2. a) 45~4, since there are 45 possible independent grades.

b) The sum of the numbers is 312, while each one is at most 100.
The method is standart, using D(n,r) and Inclusion-Exclusion.

Another way is to study the numbers (100-grade). Their sum is 88,
while each one is at most 100. No Inclusion-Exclusion is needed.

c) Similar to (b), but we decrease each grade by 56 before
the computing. The sum of the numbers is 88, while each one
is at most 44.

d) Permutations: 45*44*43*42.


3. From the course exactly.


4. (a) 0 0 0 0 1 0 1 infinity

   (b) 2 4 4 2 4 2 2 2

   (c) n=2~k (the symbol "~" denotes degree)
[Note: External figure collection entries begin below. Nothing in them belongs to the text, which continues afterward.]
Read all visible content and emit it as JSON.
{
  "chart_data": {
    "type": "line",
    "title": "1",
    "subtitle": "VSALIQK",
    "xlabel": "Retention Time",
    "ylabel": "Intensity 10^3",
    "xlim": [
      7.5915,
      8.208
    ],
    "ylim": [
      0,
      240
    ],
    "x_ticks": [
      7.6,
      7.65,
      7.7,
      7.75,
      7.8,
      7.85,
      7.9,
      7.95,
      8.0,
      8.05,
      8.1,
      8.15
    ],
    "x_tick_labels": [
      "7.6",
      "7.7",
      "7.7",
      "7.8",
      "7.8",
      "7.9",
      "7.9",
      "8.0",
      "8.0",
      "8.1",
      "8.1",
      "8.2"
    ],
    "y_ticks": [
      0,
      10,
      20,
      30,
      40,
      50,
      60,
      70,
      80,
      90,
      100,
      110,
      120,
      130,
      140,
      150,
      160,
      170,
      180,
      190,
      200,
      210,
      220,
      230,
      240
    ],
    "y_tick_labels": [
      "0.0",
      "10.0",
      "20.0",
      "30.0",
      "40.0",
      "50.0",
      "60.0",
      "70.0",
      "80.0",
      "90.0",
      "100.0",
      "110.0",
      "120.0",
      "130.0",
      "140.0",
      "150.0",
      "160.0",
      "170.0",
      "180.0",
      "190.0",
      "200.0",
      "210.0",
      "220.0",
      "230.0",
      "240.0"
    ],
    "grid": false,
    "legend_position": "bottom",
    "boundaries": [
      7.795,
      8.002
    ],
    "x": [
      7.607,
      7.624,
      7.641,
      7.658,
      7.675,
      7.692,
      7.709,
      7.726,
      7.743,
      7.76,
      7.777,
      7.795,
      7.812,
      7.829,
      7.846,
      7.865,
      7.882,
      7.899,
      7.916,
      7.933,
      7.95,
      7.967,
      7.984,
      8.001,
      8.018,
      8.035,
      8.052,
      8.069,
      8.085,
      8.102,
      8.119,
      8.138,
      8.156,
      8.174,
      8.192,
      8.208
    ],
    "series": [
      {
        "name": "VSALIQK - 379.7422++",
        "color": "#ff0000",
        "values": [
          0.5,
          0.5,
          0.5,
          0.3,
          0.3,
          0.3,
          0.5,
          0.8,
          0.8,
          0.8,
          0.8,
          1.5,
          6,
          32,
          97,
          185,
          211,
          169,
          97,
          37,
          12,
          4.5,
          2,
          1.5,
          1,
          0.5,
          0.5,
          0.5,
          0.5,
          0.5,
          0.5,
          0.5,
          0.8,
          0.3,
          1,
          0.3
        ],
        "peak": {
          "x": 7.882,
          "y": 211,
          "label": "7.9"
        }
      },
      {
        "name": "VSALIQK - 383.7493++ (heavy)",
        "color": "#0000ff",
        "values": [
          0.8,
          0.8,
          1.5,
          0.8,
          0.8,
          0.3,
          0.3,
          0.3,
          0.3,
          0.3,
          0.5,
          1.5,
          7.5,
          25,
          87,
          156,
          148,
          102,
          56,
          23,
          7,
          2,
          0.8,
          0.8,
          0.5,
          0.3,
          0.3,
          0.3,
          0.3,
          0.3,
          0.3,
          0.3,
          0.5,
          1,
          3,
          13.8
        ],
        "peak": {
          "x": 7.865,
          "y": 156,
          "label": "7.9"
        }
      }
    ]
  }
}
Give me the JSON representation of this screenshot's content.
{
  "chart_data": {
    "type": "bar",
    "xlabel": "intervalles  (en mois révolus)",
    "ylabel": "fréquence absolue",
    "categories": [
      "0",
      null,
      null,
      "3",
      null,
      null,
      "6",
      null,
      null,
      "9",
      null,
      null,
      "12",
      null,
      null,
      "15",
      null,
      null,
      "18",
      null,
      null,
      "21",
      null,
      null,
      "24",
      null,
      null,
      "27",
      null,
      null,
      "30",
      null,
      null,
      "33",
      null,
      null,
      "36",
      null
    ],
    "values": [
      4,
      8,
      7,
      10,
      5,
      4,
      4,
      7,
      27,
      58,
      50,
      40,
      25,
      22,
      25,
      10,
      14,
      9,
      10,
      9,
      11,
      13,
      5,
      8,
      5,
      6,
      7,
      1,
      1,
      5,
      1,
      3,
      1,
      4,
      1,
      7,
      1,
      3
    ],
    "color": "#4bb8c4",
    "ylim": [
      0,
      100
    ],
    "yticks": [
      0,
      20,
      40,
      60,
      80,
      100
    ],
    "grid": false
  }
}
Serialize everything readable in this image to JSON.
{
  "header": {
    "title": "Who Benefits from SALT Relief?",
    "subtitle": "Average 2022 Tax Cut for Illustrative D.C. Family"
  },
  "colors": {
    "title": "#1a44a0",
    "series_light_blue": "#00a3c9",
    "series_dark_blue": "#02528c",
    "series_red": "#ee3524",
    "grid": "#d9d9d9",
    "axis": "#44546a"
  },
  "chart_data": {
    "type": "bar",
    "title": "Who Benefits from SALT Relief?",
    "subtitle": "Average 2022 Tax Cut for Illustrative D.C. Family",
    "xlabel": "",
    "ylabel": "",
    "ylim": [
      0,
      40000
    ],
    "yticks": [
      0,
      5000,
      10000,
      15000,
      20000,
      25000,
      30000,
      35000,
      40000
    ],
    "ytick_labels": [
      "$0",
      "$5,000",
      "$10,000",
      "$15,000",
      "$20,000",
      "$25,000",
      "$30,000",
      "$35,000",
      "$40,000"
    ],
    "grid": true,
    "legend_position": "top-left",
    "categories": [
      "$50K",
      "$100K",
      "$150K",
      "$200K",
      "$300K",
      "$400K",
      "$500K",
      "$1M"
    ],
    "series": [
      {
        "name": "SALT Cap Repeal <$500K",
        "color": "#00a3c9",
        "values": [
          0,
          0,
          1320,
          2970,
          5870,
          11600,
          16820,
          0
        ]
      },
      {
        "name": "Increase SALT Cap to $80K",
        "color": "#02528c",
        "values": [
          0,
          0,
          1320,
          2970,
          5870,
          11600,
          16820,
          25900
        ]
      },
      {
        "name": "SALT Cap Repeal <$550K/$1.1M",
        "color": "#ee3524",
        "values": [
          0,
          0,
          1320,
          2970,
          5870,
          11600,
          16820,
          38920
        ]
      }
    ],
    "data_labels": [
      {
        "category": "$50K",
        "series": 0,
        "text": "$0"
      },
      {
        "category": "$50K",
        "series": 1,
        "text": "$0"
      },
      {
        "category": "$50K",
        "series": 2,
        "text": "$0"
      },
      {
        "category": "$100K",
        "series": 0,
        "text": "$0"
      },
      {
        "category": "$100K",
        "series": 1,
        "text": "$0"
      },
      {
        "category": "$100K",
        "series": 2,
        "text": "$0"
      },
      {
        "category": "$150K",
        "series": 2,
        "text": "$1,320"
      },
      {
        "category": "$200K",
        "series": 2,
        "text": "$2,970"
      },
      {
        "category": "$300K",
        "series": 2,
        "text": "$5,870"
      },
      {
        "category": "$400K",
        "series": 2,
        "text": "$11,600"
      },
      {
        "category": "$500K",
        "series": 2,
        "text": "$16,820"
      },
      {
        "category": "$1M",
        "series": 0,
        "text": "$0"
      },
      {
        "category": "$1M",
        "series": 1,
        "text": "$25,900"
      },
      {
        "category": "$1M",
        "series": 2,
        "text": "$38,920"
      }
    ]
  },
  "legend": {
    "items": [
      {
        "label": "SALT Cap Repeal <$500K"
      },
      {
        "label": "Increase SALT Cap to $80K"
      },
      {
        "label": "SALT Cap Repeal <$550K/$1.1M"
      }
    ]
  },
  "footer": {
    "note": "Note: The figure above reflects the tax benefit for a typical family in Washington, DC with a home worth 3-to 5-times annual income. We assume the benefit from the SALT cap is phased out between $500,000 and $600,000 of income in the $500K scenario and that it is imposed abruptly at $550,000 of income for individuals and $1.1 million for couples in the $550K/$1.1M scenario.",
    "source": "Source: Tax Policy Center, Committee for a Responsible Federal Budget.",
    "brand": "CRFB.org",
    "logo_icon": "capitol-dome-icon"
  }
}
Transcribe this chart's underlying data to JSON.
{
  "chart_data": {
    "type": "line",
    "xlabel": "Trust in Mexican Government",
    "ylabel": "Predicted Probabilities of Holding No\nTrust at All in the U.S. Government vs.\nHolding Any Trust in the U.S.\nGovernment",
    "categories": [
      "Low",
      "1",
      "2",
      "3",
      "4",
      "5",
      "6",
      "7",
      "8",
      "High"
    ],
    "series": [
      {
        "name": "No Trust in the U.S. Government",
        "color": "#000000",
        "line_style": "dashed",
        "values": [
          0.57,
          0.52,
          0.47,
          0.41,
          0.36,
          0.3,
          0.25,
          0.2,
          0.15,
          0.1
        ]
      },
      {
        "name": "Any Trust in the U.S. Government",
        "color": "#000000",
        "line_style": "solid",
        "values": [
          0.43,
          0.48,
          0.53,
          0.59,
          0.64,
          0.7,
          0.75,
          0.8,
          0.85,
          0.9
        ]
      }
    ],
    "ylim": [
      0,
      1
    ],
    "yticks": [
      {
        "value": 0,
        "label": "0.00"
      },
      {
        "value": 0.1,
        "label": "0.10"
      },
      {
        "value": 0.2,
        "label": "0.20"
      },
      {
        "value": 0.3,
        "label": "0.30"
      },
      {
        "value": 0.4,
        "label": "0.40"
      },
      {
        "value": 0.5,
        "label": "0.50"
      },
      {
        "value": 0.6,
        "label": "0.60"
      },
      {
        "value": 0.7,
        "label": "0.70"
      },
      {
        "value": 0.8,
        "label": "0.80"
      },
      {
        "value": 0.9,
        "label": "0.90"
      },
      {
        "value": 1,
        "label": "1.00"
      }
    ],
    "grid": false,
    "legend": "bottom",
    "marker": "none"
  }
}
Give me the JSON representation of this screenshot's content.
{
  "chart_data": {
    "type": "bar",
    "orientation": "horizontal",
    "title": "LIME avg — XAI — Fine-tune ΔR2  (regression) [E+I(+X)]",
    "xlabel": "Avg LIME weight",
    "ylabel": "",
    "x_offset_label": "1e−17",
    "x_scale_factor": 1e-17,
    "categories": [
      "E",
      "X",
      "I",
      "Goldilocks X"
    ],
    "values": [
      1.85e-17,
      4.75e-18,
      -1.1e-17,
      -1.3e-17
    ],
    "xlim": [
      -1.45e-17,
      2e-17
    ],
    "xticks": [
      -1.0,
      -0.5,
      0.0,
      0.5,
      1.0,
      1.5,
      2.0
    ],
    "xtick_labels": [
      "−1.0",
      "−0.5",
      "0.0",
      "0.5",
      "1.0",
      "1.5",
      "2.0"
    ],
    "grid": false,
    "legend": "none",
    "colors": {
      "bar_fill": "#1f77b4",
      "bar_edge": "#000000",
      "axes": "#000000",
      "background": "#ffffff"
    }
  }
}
       n n~2 n~2 (between n and n~2) 2~n (between 1 and n) n! k+1

   n~2 =< 2~n; 2~n < n!; k+1 < n; (between 1 and n) is incomparable with k+1.


   (d) The formula is on the number of possible equivalence
relations in A. ...


5. There are two ways:

(1) To convert all psukim, except for (p V q) to the -> form,
to get p->s and q->r, and to use the inference law 11.

(2) To suppose (s or r) to be false, thus s=0, r=0. The values
of the other psukim are forced: u=1, p=0, q=1, r=1. The latter
value is a contradiction.


6. There are two ways:

(1) We insert notB into the parenthesis, and after that notA
into the result. By the way, (B and notB) disappears, and
after that (A or notA) disappears. The result coincides with
the right hand part.

(2) Via the Wenn diagramm, this is easy.


7. (a) F = { ( a, F(a) ) }, F~2 = { ( a, F(F(a)) ) }.

   (b) In the composition of two F relations,

 - there is a unique value - F(a) - of the second partner of a;

 - F(a) is in A, hence there is a unique value - F(F(a)) - of
   the second partner of F(a);

 - hence, the partner of a in the composition relation exists
   and is unique.

  (c) |F|=5, |F~2|=5, |F V F~2|=10, |F*|=25.

  (d) (1) |F V F~2|=<2n, since F V F~2 is the union of two sets
of size n each.

      (2) For each a in A, let us consider two pairs: (a,F(a))
and (a,F(F(a))). If they are distinct for all a, then there
are 2n pairs totally. This is not the case only if for some a,
(a,F(a))=(a,F(F(a))). But this shows that F(a)=F(F(a)), that
is the element b=F(a) is as required.


8. (a)
   {(a,c), (b,d)}; 
   {(a,c), (a,d), (b,d)}; 
   {(a,c), (a,d), (b,c), (b,d)}.

   (b) The constraints require that there are two minimal elements
and two maximal elements. There may be two, three, or four pairs,
in the relation. For each case, there is only one possible form,
given that each element must be connected with at least one other
element.